By the Staff Reporter
Zimbabwe has vested interests in the commission because of its ambitious programme to draw water from the Zambezi River under its 100-year-old Matabeleland Zambezi Water Project.
The project is meant to ease water problems in Bulawayo where residents are currently undergoing a 96-hour water-shedding regime each week.
Zamcom spokesperson Leonissah Munjoma in a statement yesterday said representatives from the eight member countries that share the Zambezi River basin were expected to attend the meeting.
“The Zamtec (Zamcom Technical Committee) meeting is expected to pave way for the governing of the organisation whose objective is to promote the equitable and reasonable utilisation of the water resources of the Zambezi Watercourse as well as the efficient management and sustainable development thereof,” Munjoma said.
“Chief among the issues for discussion will be concrete steps on operationalisation of the Zamcom agreement and financial resource mobilisation for the organisation’s activities. Executive secretary for the interim Zamcom secretariat, Michael Mutale, has described the meeting as a landmark occasion for co-operation in the Zambezi River basin.

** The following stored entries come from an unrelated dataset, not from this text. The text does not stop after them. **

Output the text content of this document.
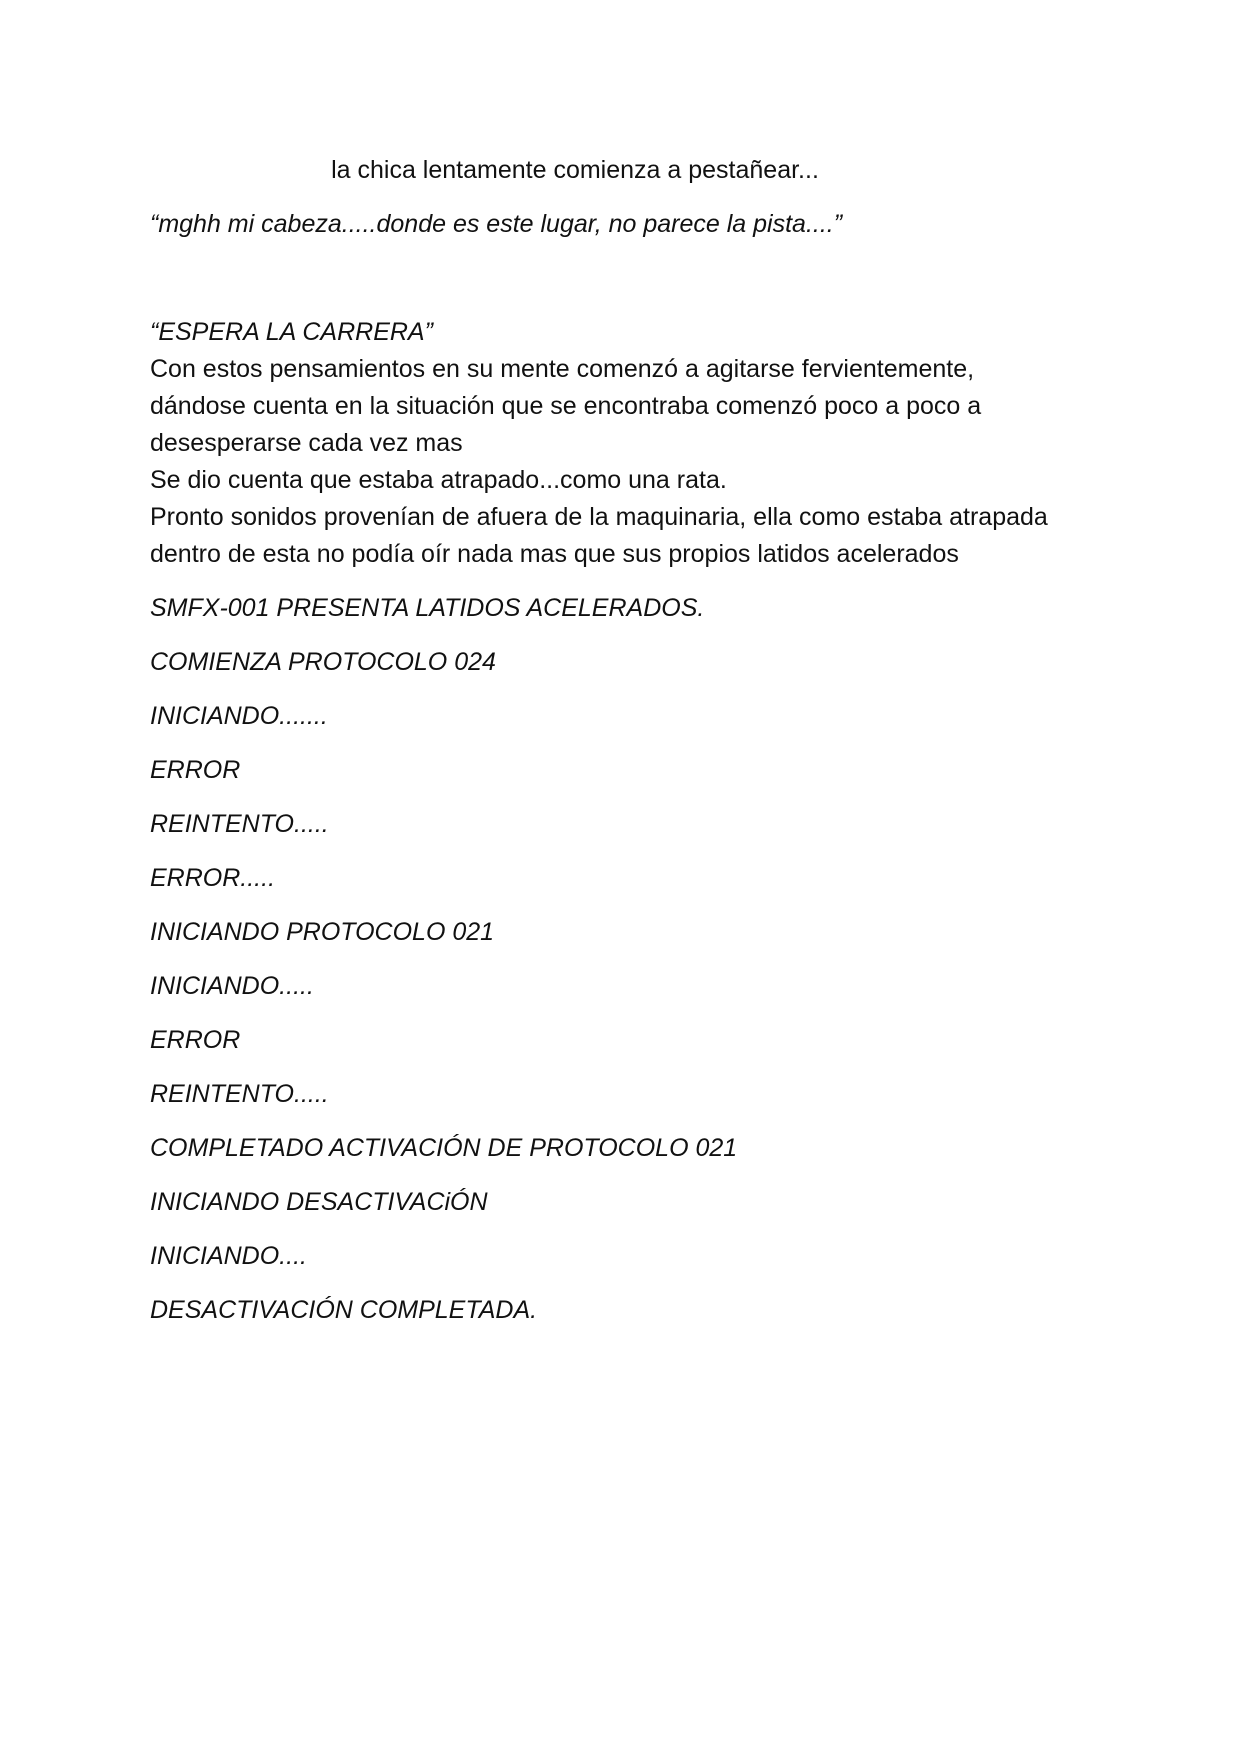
la chica lentamente comienza a pestañear...

“mghh mi cabeza.....donde es este lugar, no parece la pista....”

“ESPERA LA CARRERA”

Con estos pensamientos en su mente comenzó a agitarse fervientemente, dándose cuenta en la situación que se encontraba comenzó poco a poco a desesperarse cada vez mas

Se dio cuenta que estaba atrapado...como una rata.

Pronto sonidos provenían de afuera de la maquinaria, ella como estaba atrapada dentro de esta no podía oír nada mas que sus propios latidos acelerados

SMFX-001 PRESENTA LATIDOS ACELERADOS.

COMIENZA PROTOCOLO 024

INICIANDO.......

ERROR

REINTENTO.....

ERROR.....

INICIANDO PROTOCOLO 021

INICIANDO.....

ERROR

REINTENTO.....

COMPLETADO ACTIVACIÓN DE PROTOCOLO 021

INICIANDO DESACTIVACiÓN

INICIANDO....

DESACTIVACIÓN COMPLETADA.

It has taken eight years from the signing of the agreement in 2004 to this event which marks the beginning of permanency in the governing of operations in the Zambezi River basin using the Zamcom agreement as a guide and drawn in line with the revised Sadc Protocol on Shared Watercourses.”
The Zamcom secretariat is based in Botswana.The Zamcom agreement, signed by the majority of the Zambezi Riparian States at Kasane in Botswana in 2004, came into force last year.
It has three governing organs, namely the Council of Ministers, Zamcom Technical Committee (Zamtec) and the Zamcom secretariat.